Our Wyoming State Legislature started this week, with Gov. Matt Mead’s State of the State address on Jan. 11. The House and Senate convened at noon that day and will meet until March 3. Although last year was the budget session, dollars will be the main topic this year, too.
One of the main topics will be how to fund our K-12 schools. One hears that Gov. Mead and the legislators really don’t have a plan as of yet, but that issue will be for the legislative process to work out. You can bet that there are some good ideas going around the Capitol, and if not, they don’t let on to us.
The K-12 schools will face a $400 million shortfall in the years ahead. So how do we deal with that amount every year? Along with that, school construction dollars are about gone, I hear. How do we maintain all the newer schools that have been built the last few years?
Who would have ever thought that a time would come where the President of the U.S. would stop leasing coal on federal mineral rights and tax the electrical generating plants for burning coal? Instead of burrowing their head in the sand, the federal government needs to help states more find ways to burn the coal with less carbon. If we went to the moon, we ought to be able to find ways to develop clean coal and not destroy the states and towns who have the coal to mine.

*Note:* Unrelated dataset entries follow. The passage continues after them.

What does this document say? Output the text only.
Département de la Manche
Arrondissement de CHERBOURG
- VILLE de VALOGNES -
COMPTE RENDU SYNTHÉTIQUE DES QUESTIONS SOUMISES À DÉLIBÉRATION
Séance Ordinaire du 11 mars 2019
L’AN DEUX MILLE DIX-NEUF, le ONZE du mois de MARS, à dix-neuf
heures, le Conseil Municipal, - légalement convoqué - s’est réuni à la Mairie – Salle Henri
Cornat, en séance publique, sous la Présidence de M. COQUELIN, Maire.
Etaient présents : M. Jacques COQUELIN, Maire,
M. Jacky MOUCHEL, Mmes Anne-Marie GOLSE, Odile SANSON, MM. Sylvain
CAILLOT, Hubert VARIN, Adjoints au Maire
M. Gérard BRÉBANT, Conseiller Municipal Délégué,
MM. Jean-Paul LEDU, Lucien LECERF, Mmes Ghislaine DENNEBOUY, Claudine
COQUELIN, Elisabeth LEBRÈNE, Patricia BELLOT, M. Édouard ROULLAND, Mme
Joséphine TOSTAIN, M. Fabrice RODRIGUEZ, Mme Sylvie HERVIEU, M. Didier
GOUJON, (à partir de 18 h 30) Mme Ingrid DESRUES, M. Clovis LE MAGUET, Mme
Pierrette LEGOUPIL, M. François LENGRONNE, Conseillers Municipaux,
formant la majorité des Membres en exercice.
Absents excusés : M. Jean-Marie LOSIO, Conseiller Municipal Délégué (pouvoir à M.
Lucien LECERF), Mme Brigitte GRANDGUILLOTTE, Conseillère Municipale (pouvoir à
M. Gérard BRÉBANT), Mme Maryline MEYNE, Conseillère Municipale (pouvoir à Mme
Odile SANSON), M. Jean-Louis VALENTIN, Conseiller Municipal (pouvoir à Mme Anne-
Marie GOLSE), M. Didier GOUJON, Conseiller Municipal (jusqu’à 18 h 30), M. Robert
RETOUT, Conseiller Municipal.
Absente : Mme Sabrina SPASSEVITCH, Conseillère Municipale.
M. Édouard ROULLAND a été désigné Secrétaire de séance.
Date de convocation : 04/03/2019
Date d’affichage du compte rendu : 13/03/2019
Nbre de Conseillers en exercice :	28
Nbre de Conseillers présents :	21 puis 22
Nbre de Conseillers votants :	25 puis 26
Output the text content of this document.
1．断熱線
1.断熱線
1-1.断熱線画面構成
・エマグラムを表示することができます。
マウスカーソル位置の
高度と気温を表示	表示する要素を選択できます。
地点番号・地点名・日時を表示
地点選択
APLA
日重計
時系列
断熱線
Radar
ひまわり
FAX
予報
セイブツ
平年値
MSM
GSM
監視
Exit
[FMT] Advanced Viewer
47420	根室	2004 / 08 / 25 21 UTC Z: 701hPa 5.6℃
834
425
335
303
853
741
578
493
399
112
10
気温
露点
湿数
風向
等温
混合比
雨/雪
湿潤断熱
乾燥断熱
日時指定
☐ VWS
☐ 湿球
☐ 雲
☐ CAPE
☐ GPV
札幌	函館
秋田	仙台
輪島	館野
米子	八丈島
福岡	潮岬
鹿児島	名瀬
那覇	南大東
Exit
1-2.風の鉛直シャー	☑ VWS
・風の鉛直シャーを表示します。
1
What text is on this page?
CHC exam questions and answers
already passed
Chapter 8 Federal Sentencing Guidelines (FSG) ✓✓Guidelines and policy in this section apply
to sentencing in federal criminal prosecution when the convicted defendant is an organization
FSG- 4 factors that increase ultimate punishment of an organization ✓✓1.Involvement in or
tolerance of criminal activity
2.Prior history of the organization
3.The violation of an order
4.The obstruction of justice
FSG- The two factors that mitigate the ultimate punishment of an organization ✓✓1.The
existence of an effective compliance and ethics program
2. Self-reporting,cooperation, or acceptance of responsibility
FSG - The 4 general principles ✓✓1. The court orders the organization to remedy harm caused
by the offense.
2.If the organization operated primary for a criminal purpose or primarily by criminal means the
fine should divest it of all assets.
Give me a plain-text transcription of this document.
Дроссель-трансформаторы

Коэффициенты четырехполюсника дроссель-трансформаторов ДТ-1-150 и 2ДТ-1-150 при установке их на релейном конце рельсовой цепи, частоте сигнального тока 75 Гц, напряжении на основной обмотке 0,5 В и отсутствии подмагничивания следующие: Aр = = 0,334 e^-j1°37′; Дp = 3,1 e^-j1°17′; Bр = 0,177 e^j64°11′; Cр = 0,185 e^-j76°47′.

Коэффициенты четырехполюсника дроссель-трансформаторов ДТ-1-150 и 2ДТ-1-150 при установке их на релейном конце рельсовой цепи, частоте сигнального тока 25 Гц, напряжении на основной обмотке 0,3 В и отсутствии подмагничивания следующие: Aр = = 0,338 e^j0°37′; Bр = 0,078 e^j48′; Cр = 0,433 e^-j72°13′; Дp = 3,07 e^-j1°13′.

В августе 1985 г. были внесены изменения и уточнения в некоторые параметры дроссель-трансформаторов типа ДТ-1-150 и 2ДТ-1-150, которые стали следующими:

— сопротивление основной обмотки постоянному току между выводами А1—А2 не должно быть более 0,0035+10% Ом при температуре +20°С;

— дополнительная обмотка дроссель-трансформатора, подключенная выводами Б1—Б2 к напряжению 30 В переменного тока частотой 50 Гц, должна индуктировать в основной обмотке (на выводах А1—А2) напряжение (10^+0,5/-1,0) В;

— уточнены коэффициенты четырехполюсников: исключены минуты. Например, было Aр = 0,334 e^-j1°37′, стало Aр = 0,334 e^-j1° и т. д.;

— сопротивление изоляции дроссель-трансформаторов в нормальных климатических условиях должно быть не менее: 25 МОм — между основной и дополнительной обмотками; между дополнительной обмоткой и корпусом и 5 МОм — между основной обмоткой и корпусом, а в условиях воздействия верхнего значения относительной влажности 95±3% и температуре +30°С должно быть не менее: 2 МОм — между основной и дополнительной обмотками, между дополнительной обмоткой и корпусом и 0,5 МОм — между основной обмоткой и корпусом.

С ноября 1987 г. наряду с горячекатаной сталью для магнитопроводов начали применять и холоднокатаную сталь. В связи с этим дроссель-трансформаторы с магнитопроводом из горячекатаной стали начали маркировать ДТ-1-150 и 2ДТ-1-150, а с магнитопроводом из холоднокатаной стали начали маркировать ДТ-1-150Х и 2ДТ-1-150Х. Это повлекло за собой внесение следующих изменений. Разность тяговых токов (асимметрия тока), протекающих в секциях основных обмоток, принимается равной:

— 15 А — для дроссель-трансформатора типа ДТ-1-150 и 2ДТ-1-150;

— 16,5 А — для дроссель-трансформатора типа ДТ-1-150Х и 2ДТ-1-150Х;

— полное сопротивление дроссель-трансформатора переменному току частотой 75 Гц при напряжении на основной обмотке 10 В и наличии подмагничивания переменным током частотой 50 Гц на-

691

Raising property taxes is not a popular idea, nor is having a state income tax. In fact, raising any taxes will not get you a free cup of coffee. I have always supported raising the sales taxes, if needed. It is a fair way to make sure we all pay and that one industry or age class doesn’t get nailed. And it is a fair way that taxes everyone who comes and enjoys what we have to offer as a state, such as good roads, scenery and good people.
Besides school funding, the legislators have to find a way to come up with $80 million to repair the State Penitentiary in Rawlins. Remember, they built it on unstable ground 15 years ago, kind of like some schools around the state. That is a huge problem that will take some discussion.
The state has some rainy day accounts with not much policy on when and how to spend those funds. That, too, needs to be debated. There are those who just blame the Republicans for not want wanting to spend those accounts. Remember, under our state constitution, we have to balance the state budget every two years. Spending money like our federal government will just get us in trouble, affecting Republicans, Democrats and all.
One thing we all can do as citizens is to get to know our legislators. Whether you are in agriculture or not, we all belong to some organization or group, and most of them have receptions for the legislators and our elected officials. It is our responsibility to get to Cheyenne, pony up, attend those receptions and get to know the legislators and state officials. And don’t just tell your representatives and senators how you disagree with them. Give them a “‘Atta boy” or pat on the back, and do the same for your lobbyists. They all do a very hard service to the state.